Photograph — The Japan Times

In Nigeria, education is meant for all. In fact, it is the fundamental human right of every child, whether boy or girl, able or unable to acquire basic education.

The subject of girl child education in Northern Nigeria has become a major cause of concern for many governmental and non-governmental organisations. According to United Nations Children’s Fund (UNICEF), 40 percent of Nigerian children aged 6 to 11 do not attend any primary school with the Northern region recording the lowest school attendance rate in the country, particularly for girls.

As education is a process of facilitating learning, or the acquisition of knowledge, skills, values, beliefs and habits, parents in the north prefer their female children attend Arabic schools rather than western schools. Likewise, the ratio of girls to boys in schools in the northern part of the country is one to three in most states of the region.

In the past, with a great need to tackle the low enrollment in schools in the Northern Nigeria, the government established special schools called the remodeled Almajiri initiative that sought to integrate Islamic and urban education for indigent children. However, this scheme is still faced with problems of over population, lack of accommodation, shortage of teachers, lack of modern teaching and learning materials, obsolete curriculum and so on.

To this effect, on Thursday, the International Institute of Islamic Banking and Finance, Bayero University, Kano held its 3rd conference where the Emir of Kano, Mallam Muhammed Sanusi II told wealthy Northerners to use their riches to help and enhance the community by investing in schools that will educate girls and discourage early marriage rather than build mosques.

In his speech, Sanusi said he comes across people who want to build a new mosque as opposed to a new school. In his words, ‘we’ the northerners keep building mosques and our daughters are illiterates.

He stressed that over 50 percent of girls between the age bracket of 18 and 20 given out in marriage in the north cannot write or read, emphasising that the state has enough mosques and there is no need for new ones. Instead, funds should be used to build schools to educate the girl child in the village.
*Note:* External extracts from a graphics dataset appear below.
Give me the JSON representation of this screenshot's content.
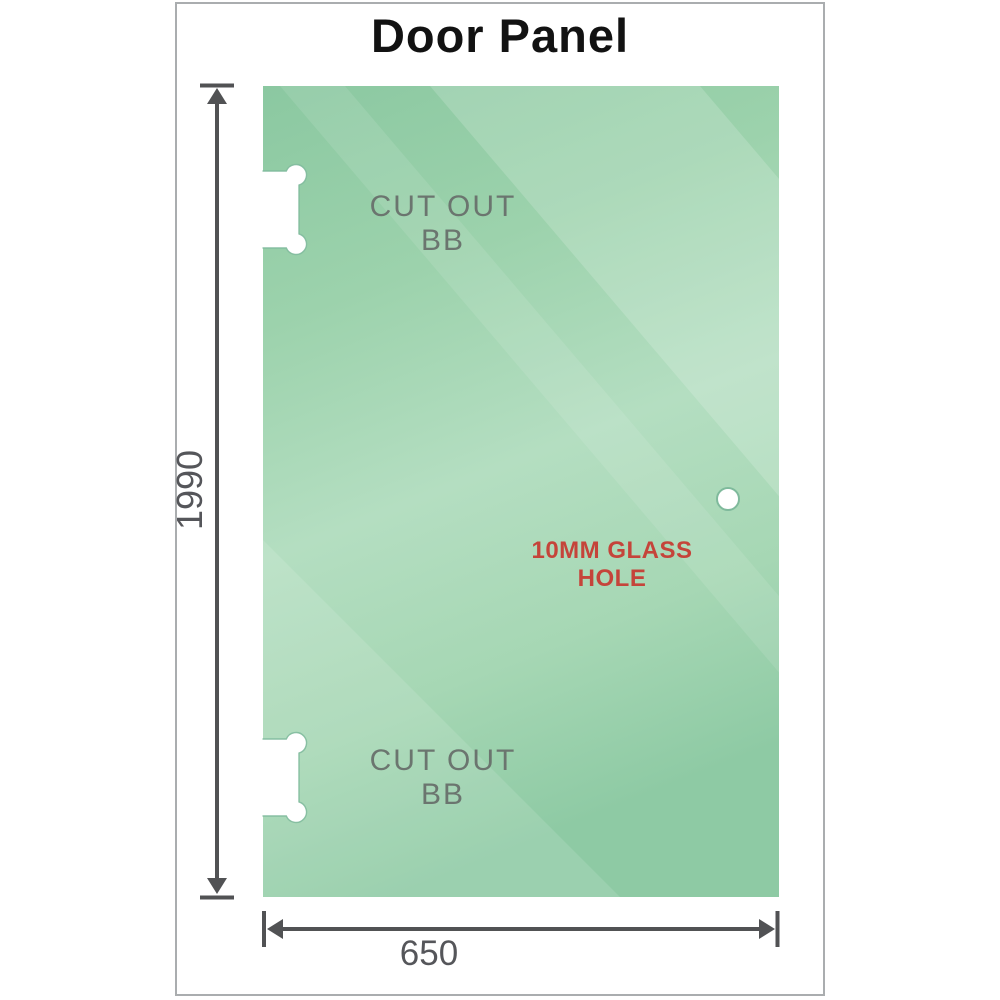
{
  "title": "Door Panel",
  "glass_panel": {
    "cutouts": [
      {
        "position": "top",
        "label": "CUT OUT BB"
      },
      {
        "position": "bottom",
        "label": "CUT OUT BB"
      }
    ],
    "hole": {
      "label": "10MM GLASS HOLE"
    }
  },
  "dimensions": {
    "height": "1990",
    "width": "650"
  },
  "colors": {
    "glass_base_top": "#8bc8a1",
    "glass_base_mid": "#b4dec1",
    "glass_base_bottom": "#8ecaa4",
    "reflection": "#ffffff",
    "dimension_line": "#515254",
    "dimension_text": "#55565a",
    "cutout_text": "#6b756f",
    "cutout_edge": "#7fba9c",
    "hole_text": "#c5443a",
    "frame_border": "#aaadaf",
    "title_text": "#121212"
  }
}
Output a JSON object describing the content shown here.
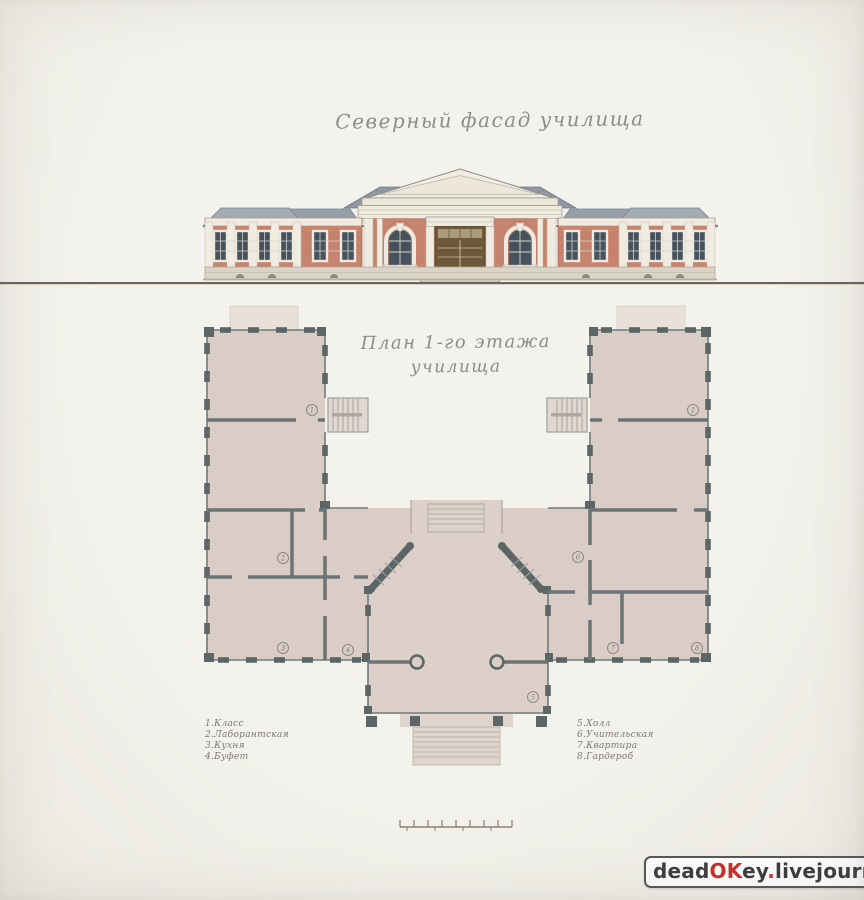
{
  "facade": {
    "title": "Северный фасад училища"
  },
  "plan": {
    "title_line1": "План 1-го этажа",
    "title_line2": "училища",
    "legend_left": [
      "1.Класс",
      "2.Лаборантская",
      "3.Кухня",
      "4.Буфет"
    ],
    "legend_right": [
      "5.Холл",
      "6.Учительская",
      "7.Квартира",
      "8.Гардероб"
    ],
    "room_numbers": [
      "1",
      "1",
      "2",
      "3",
      "4",
      "5",
      "6",
      "7",
      "8"
    ]
  },
  "watermark": {
    "dead": "dead",
    "ok": "OK",
    "ey": "ey",
    "dot1": ".",
    "livejournal": "livejournal",
    "dot2": ".",
    "com": "com"
  },
  "colors": {
    "paper": "#f2f1eb",
    "brick": "#c6836e",
    "trim_white": "#f0ebe0",
    "roof_gray": "#97a0a9",
    "window_glass": "#46525e",
    "door_wood": "#6e583a",
    "ground_line": "#6f6450",
    "plan_wall": "#5c6667",
    "plan_floor": "#dacdc5",
    "watermark_red": "#c4322e"
  }
}
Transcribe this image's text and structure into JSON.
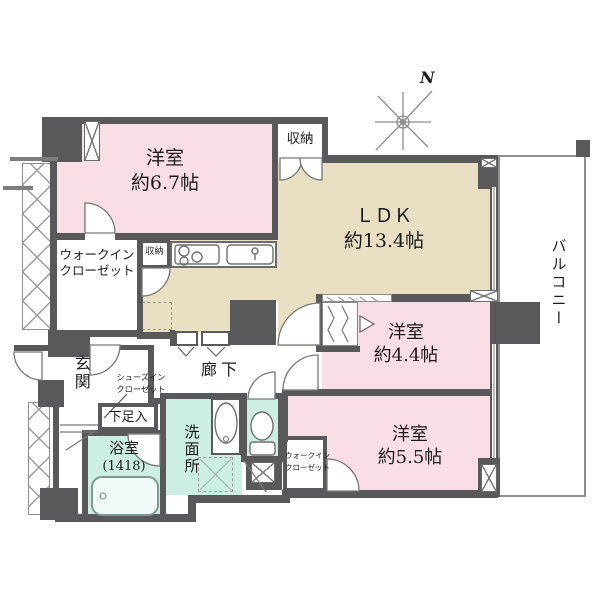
{
  "plan": {
    "compass": "N",
    "balcony": "バルコニー",
    "rooms": {
      "bedroom1": {
        "name": "洋室",
        "size": "約6.7帖"
      },
      "ldk": {
        "name": "ＬＤＫ",
        "size": "約13.4帖"
      },
      "bedroom2": {
        "name": "洋室",
        "size": "約4.4帖"
      },
      "bedroom3": {
        "name": "洋室",
        "size": "約5.5帖"
      },
      "bath": {
        "name": "浴室",
        "size": "(1418)"
      },
      "washroom": {
        "name": "洗面所"
      },
      "genkan": {
        "name": "玄関"
      },
      "hallway": {
        "name": "廊下"
      }
    },
    "closets": {
      "wic1": {
        "line1": "ウォークイン",
        "line2": "クローゼット"
      },
      "wic2": {
        "line1": "ウォークイン",
        "line2": "クローゼット"
      },
      "sic": {
        "line1": "シューズイン",
        "line2": "クローゼット"
      },
      "storage_top": "収納",
      "storage_kitchen": "収納",
      "shoe_cabinet": "下足入"
    },
    "colors": {
      "wall": "#59595b",
      "western_room": "#fadee6",
      "ldk": "#e9dfc2",
      "wet_area": "#cdeee4",
      "balcony_line": "#8f8f8f"
    }
  }
}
The Emir said there should be laws that prevent early marriage and enforce girl-child education as this practice has caused more harm than good for the girl child. Looking at the medical data on maternal health, girls who get pregnant below the age of 15 and 18 are five times and twice as likely to die as girls who get pregnant at the age of 20 respectively. As a result, the level of literacy in this part of the country is relatively low while the rate of divorce and domestic violence is on the rise.

Some may criticise the Emir of Kano for marrying an underage himself. Barkindo Aliyu Musdafa, the Lamido of Adamawa, officially gave his daughter to Sanusi at the age of 18 years but it was stated that the union will effectively be on hold until she completes her studies in the United Kingdom at the age of 21, a pointer to Sanusi’s belief in female education in the northern Nigeria.